In order to support a specific department with his / her knowledge of data, tools and analysis methods, every data scientist needs a minimum of the appropriate skills. Anyone who wants to make analyzes for buyers, engineers, natural scientists, physicians, lawyers or other interested parties must also be able to understand the people’s profession.

Engere Data Science Definition

While the Data Science pioneers have long established and highly specialized teams, smaller companies are still looking for the Data Science Allrounder, which can take over the full range of tasks from the access to the database to the implementation of the analytical application. However, companies with specialized data experts have long since distinguished Data Scientists, Data Engineers and Business Analysts. Therefore, the definition of Data Science and the delineation of the abilities that a data scientist should have, varies between a broader and a more narrow demarcation.

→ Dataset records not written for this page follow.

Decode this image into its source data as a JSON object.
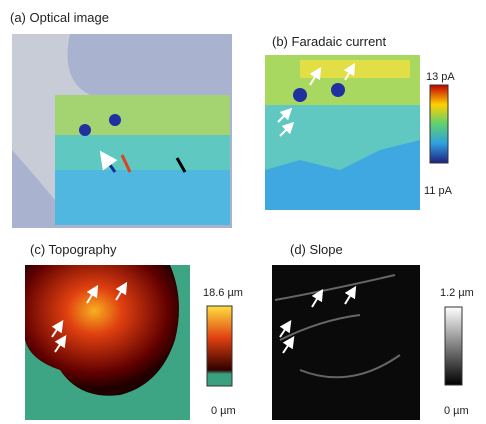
{
  "panels": [
    {
      "label": "(a) Optical image"
    },
    {
      "label": "(b) Faradaic current",
      "scale": {
        "max": "13 pA",
        "min": "11 pA"
      }
    },
    {
      "label": "(c) Topography",
      "scale": {
        "max": "18.6 µm",
        "min": "0 µm"
      }
    },
    {
      "label": "(d) Slope",
      "scale": {
        "max": "1.2 µm",
        "min": "0 µm"
      }
    }
  ]
}
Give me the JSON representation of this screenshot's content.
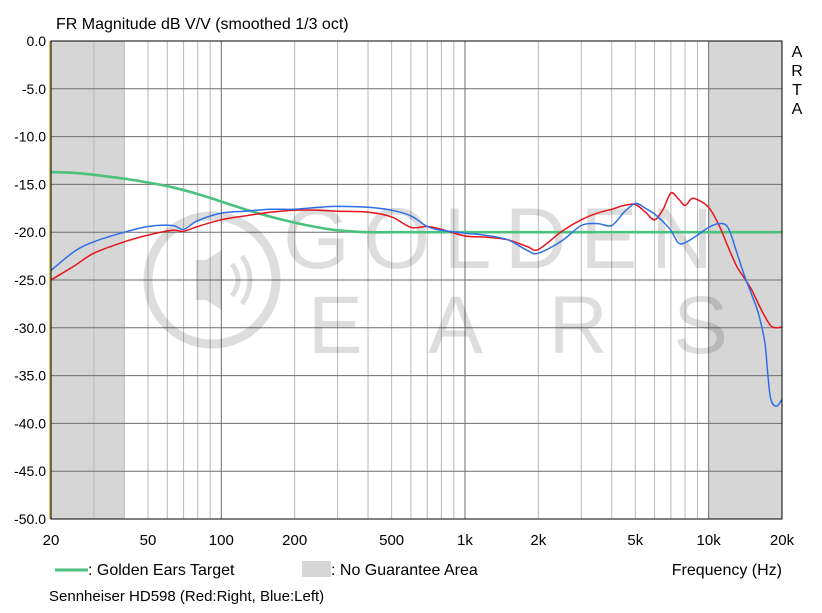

A closer look at the more narrow definition shows, that a Data Engineer takes over the data allocation, the Data Scientist loads it into his tools and runs the data analysis together with the colleagues from the department. According to this, a Data Scientist would need no knowledge of databases or APIs, neither an expertise would be necessary …

In my experience, DataScience is not that narrow, the task spectrum covers more than just the core area. This misunderstanding comes from Data Science courses and – for me – I should point to the overall picture of Data Science again and again. In courses and seminars, which want to teach Data Science as a discipline, the focus will of course be on the core area: programming, tools and methods from mathematics & statistics.